One additional suggestion is consolidating Athena’s outcome into real-time coarse-grained results in an Amazon Elasticsearch domain. It provides the best of two worlds: Athena performs massive queries on stored data and consolidates results into Elasticsearch which acts as persistence to client apps searching fine-grained data. One of the most recurring concerns with Elasticsearch is about scaling its domain, an operation that requires minutes, thus making this infeasible to use it as our primary storage. But it works after Athena crunched our dataset a bit, and data dimensionality is more predictable upfront (we’re working at a lower frequency).
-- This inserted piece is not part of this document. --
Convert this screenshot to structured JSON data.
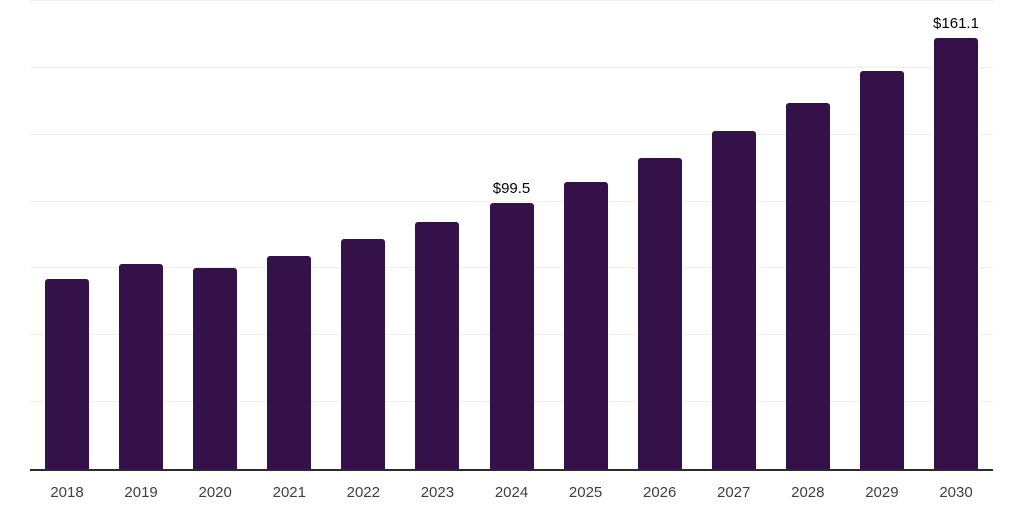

AWS Glue could scrape your data and convert it to Parquet format, reducing storage footprint and costs. S3 keys name matters for automatic partitioning. If you miss it, you’ll have to write code to handle custom schema. Stick with defaults and save time.
Amazon Athena does a great job scanning your data in just a few seconds. Its built-in support for SQL is mighty
Consider consolidating Athena query results in an Elasticsearch cluster to be used as a view for real-time queries
Where to go from here
In this article, we propose an approach to address big data coming from user-generated events in an entirely serverless manner. The resulting architecture is scalable and efficient to allow event ingestion. Here we outline common pitfalls and lessons learned building a Serverless SaaS product on Amazon Web Services.